No ano passado, o Ministério Público junto ao Tribunal de Contas da União (MPTCU) entrou com representação para que seja investigado suposto superfaturamento na compra de insumos para a fabricação da cloroquina pelo Comando do Exército do Brasil. Segundo o MPTCU, a produção do medicamento foi 84 vezes maior nos últimos meses em relação ao mesmo período dos anos de 2017 a 2019.

Além disso, as Forças Armadas tiveram suas verbas aumentadas pelo governo. O Orçamento para 2021 prevê R$ 110,7 bilhões para as despesas primárias do Ministério da Defesa, alta de 4,7% em relação a 2020. Só para comparar, isso é quase os gastos com a Saúde para 2021 (R$ 135 bilhões), que teve uma pequena elevação de 1,7% em relação ao que o governo propôs no ano passado. Tudo isso se converte em fonte de corrupção da alta hierarquia militar presente no governo.
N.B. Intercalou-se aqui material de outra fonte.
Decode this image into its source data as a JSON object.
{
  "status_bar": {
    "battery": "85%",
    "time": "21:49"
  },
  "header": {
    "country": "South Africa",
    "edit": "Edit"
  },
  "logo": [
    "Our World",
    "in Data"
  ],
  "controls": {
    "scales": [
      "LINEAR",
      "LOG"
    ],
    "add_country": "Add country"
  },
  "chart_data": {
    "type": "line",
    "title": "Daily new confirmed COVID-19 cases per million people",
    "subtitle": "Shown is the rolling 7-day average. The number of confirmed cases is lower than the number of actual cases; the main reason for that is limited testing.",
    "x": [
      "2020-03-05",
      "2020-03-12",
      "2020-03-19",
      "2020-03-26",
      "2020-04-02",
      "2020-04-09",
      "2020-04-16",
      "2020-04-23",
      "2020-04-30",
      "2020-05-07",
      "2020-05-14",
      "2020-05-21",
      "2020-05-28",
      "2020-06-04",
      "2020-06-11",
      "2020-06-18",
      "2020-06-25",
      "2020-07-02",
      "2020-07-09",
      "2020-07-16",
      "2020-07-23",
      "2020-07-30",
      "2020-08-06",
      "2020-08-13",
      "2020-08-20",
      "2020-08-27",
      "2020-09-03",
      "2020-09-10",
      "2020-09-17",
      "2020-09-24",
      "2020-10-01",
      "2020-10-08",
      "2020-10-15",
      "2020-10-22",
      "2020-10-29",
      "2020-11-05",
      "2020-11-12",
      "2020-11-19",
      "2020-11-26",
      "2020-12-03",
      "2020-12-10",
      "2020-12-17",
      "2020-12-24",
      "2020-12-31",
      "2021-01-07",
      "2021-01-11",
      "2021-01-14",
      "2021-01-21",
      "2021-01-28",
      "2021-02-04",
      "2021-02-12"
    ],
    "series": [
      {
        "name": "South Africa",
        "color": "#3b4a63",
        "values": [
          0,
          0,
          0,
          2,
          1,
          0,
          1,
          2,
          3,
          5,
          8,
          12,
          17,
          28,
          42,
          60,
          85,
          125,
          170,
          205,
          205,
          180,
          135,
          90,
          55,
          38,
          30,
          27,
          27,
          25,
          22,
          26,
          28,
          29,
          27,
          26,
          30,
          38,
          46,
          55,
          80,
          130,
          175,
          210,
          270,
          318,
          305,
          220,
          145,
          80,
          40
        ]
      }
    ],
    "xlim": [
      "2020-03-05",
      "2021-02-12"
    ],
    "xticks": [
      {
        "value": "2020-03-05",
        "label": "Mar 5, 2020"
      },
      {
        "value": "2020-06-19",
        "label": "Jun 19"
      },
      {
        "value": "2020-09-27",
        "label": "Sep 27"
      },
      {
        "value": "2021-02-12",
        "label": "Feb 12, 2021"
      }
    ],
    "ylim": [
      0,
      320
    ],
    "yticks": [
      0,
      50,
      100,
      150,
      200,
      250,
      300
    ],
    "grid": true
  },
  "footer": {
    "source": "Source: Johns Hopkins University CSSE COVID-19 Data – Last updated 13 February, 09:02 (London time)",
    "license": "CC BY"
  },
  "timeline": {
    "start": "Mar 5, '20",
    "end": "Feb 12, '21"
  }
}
Já a situação dos soldados e dos oficiais de baixa patente é bem diferente. Passam por dificuldades para suprir suas necessidades básicas de forma digna. Um cabo na classe não engajado recebe R$ 1.078 e o cabo engajado e taifeiro-mor, R$ 2.627. Soldados e o baixo oficialato ainda não têm direito de sindicalização nem de fazer greve, conforme o artigo 142 da Constituição.

Ditadura nunca mais!

O Congresso Nacional e o STF, junto com Bolsonaro, têm imposto diversos ataques aos trabalhadores. Mas quando Bolsonaro e seus militares ameaçam e falam em fechar essas instituições, o que querem é impor uma ditadura para ampliar esses ataques. Uma ditadura serviria para encobrir os casos de corrupção em que estão metidos o presidente, seus filhos e os militares do governo. Impossibilitaria qualquer investigação sobre a política genocida do governo no seu trato criminoso com a pandemia e aumentaria mais a exploração e os ataques aos trabalhadores e à maioria do povo. Calaria qualquer tipo de oposição e liberdade de organização e expressão, para atender ainda mais os interesses dos banqueiros e dos grandes empresários.

É preciso repudiar as aspirações golpistas dos militares e de Bolsonaro, derrotar esse governo entreguista e genocida e botar para fora Bolsonaro e Mourão, varrer o entulho autoritário e dizer bem alto: ditadura nunca mais!